Like Peter Such, who took 11 wickets in two Tests, Alan Mullally had his moments and was generally steady. And yet it was Headley, stirred into action during the marathon last session in Melbourne where he took 6 for 60, who looked the most dangerous.

In his three Tests the fast bowler took 19 wickets, an effort that, if extrapolated through all five matches, would have made him the highest wicket-taker in the series. Instead that accolade went to Stuart MacGill, with 27 victims. Had they not won without one at the Melbourne Cricket Ground, it was a tally that might well have exposed England's part-time use of a front-line spinner. As it was, MacGill just confirmed the long- held view that English batsmen struggle against decent wrist-spin.

There is a case for compassion, however, and had England not been so easily overcome by the extreme conditions of Adelaide and Perth, or lost the toss on five consecutive occasions, the series might have ended differently.

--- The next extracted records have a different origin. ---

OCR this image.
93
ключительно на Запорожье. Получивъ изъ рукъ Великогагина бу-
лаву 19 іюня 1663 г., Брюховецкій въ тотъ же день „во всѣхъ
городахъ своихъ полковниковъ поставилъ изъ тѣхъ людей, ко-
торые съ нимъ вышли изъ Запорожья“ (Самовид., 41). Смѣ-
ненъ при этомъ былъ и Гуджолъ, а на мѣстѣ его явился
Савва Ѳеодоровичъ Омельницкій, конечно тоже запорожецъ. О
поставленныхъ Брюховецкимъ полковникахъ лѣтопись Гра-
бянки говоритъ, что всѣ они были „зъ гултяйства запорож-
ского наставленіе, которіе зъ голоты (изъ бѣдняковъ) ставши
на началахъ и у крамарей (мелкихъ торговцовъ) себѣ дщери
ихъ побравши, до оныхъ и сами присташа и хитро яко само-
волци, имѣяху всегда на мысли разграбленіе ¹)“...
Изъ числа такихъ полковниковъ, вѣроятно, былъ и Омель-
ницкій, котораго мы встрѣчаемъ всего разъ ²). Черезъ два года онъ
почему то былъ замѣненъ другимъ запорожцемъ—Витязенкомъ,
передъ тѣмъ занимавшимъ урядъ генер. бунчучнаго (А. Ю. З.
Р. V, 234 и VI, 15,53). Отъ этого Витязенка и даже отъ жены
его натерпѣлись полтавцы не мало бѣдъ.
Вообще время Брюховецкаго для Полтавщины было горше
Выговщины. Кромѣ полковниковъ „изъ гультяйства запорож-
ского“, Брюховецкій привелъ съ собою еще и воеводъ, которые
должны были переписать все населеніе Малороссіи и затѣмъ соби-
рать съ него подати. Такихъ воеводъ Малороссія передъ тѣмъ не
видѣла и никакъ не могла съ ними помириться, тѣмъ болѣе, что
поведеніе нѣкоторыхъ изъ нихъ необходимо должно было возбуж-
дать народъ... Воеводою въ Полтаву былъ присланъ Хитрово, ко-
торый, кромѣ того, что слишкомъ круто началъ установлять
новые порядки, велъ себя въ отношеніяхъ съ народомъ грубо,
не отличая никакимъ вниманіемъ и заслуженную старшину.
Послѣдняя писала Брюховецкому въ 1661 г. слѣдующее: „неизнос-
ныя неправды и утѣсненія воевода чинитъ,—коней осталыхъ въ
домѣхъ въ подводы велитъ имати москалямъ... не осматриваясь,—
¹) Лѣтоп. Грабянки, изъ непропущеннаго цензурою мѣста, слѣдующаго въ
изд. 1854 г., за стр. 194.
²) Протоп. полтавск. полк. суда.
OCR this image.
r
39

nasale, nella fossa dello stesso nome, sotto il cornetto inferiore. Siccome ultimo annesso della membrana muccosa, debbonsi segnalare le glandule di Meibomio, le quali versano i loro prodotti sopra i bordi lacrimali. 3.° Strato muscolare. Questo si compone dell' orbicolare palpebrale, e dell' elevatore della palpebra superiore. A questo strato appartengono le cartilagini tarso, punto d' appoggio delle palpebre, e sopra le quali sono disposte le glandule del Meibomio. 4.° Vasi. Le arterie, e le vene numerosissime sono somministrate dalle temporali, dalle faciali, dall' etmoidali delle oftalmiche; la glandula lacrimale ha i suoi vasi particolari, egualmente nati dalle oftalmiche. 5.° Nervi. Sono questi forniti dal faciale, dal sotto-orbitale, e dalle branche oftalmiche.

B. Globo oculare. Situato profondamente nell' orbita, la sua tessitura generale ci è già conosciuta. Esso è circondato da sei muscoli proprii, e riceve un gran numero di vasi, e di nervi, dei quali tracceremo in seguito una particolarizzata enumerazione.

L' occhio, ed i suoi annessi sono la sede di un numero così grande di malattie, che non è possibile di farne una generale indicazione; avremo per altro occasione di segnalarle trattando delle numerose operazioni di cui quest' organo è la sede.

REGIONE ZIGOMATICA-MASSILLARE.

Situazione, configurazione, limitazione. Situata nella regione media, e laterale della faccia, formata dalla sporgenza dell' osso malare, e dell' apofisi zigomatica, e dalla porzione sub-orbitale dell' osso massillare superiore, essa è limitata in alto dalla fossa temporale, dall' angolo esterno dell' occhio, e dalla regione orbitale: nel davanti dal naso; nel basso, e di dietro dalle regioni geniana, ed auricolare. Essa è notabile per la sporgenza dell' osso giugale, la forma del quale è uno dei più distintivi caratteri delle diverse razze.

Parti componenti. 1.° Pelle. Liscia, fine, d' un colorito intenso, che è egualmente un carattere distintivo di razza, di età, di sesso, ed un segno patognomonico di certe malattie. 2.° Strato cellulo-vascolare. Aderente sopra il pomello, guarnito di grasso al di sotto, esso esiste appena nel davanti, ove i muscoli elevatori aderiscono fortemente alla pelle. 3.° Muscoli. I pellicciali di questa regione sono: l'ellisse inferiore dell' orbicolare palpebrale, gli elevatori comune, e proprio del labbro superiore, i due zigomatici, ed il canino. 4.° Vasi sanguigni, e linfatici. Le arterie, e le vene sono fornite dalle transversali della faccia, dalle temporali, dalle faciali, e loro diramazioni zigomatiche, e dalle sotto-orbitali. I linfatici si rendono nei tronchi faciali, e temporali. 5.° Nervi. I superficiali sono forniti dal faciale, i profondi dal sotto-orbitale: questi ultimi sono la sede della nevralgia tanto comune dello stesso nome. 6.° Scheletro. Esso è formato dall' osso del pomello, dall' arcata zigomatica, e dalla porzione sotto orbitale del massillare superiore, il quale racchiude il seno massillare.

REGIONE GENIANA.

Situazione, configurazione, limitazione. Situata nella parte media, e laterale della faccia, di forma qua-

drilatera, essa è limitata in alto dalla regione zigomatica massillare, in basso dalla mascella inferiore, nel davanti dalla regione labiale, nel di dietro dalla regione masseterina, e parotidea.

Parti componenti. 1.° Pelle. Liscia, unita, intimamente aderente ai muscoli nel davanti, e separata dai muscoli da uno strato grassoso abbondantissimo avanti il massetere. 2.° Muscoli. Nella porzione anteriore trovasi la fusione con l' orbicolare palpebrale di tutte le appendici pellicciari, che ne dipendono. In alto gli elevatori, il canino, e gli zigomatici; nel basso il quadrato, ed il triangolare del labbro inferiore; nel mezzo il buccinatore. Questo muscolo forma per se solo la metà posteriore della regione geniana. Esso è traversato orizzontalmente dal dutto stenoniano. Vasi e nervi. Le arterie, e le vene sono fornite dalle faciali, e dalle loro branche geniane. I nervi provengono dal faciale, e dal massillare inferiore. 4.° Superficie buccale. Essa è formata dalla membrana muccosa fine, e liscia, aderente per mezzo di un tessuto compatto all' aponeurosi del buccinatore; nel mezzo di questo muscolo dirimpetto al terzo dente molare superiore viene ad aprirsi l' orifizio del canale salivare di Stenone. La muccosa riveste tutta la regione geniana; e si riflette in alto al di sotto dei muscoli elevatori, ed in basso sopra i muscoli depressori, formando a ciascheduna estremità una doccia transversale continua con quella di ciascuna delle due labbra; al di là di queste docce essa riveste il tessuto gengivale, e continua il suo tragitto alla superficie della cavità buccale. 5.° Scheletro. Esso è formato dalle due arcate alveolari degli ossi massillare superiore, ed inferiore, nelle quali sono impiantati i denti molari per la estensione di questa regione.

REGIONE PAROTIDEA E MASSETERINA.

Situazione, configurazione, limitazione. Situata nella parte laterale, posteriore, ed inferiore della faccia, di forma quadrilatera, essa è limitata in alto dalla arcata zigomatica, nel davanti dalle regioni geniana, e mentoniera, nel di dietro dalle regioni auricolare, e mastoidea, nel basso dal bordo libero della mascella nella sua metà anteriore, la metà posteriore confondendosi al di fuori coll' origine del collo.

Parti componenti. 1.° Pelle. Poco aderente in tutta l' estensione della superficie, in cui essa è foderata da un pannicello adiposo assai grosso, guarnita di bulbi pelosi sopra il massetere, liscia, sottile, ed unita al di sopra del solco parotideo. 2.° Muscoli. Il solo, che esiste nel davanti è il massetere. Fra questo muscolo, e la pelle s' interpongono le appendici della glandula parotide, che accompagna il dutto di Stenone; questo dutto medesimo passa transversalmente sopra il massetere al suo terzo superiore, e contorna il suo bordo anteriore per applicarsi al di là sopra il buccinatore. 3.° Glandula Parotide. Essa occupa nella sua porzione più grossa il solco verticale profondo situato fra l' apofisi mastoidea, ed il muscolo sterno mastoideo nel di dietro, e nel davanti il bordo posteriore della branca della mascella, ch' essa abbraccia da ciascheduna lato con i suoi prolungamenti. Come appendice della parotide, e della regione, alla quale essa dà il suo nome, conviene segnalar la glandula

The juxtaposition of those two matches meant that England forfeited the Ashes after just three Tests. Yet with the main prize gone, they rallied, producing some of the most passionate and persuasive cricket seen by an England team Down Under in recent times.

Alec Stewart is not a tactician but the players responded to him well. Australia can break teams who lose early on, and he must take much of the credit for his team's belated renaissance.

Stewart, along with his brother-in-law, Mark Butcher, were the only centurions for England in the series. Their two hundreds, as compared with the eight scored by the Aussies, suggests an imbalance of sorts. The big question is, when will England be able to redress it?